Segundo o sociólogo Ricardo Antunes, um dos principais estudiosos das transformações do mundo do trabalho, cunhou o termo “uberização” para descrever essa nova forma de exploração laboral. Ele argumenta que o modelo da Uber não apenas precariza as condições de trabalho, mas também redefine o papel do trabalhador na economia, convertendo-o em um prestador de serviço descartável, sem proteção social ou segurança jurídica.
A Uber se exime de qualquer responsabilidade sobre seus motoristas. Formalmente, eles não são empregados, mas “parceiros”. Uma relação assimétrica onde a plataforma detém todo o controle sem assumir nenhum ônus. Isso significa que, quando um motorista sofre um acidente, é assaltado ou simplesmente é banido do aplicativo sem explicação, não há instância real de recurso.
Esse modelo se expande. Não é apenas o transporte: entregadores de comida, profissionais da saúde, do ensino e até da área jurídica começam a ver sua profissão sendo mediada por algoritmos opacos. O sociólogo espanhol Antonio Casilli, em seu livro En attendant les robots, mostra como plataformas digitais exploram mão de obra invisibilizada para alimentar inteligências artificiais e sistemas automatizados. O trabalho não desaparece, apenas se torna mais fragmentado, desprotegido e mal remunerado.
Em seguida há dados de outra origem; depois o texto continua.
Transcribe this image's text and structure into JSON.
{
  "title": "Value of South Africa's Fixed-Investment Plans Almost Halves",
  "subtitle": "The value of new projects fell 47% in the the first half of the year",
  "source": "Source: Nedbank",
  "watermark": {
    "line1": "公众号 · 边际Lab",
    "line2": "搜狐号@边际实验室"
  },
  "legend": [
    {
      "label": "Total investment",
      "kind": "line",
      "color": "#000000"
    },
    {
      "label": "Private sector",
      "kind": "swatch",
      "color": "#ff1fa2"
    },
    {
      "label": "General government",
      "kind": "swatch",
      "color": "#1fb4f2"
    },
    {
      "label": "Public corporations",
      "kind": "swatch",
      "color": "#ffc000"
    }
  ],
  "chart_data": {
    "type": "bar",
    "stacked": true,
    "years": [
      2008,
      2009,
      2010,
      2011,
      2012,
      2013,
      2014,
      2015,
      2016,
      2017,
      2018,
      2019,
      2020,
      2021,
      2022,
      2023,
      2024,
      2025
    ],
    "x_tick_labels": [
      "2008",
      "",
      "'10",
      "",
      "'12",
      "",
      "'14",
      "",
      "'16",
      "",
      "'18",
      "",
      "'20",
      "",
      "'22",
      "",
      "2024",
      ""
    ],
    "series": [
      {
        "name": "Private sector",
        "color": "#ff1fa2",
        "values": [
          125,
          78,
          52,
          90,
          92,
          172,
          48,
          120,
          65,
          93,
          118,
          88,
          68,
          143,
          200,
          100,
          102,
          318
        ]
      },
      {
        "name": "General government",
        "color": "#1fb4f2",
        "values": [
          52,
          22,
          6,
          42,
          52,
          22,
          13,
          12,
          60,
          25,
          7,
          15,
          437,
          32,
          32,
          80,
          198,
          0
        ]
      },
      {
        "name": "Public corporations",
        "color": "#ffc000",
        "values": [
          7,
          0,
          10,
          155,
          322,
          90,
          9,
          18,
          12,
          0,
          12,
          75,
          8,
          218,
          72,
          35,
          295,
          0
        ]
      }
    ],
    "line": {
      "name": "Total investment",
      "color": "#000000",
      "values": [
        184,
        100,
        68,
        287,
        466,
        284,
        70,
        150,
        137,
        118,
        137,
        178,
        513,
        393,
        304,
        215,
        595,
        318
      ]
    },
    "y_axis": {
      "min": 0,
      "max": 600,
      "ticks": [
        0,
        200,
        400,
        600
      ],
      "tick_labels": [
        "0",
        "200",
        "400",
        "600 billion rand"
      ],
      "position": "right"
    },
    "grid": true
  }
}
No Brasil, o impacto é ainda mais cruel. Em um país de alta informalidade e poucas opções de trabalho digno, a Uber e empresas similares se tornam uma última alternativa. Para muitos, é isso ou o desemprego. Mas o custo é alto: jornadas que podem ultrapassar 12 horas diárias, desgaste físico e mental, além do endividamento com a manutenção dos veículos.
O futuro do trabalho parece estar cada vez mais nas mãos dessas plataformas, e a regulação não acompanha o ritmo da transformação. A questão é: é possível frear a precarização e construir um modelo de trabalho digital que respeite direitos básicos? A resposta está em disputa, mas enquanto a Uber continuar operando sem responsabilização, a liberdade prometida seguirá sendo apenas uma ilustração bem desenhada na tela de um smartphone.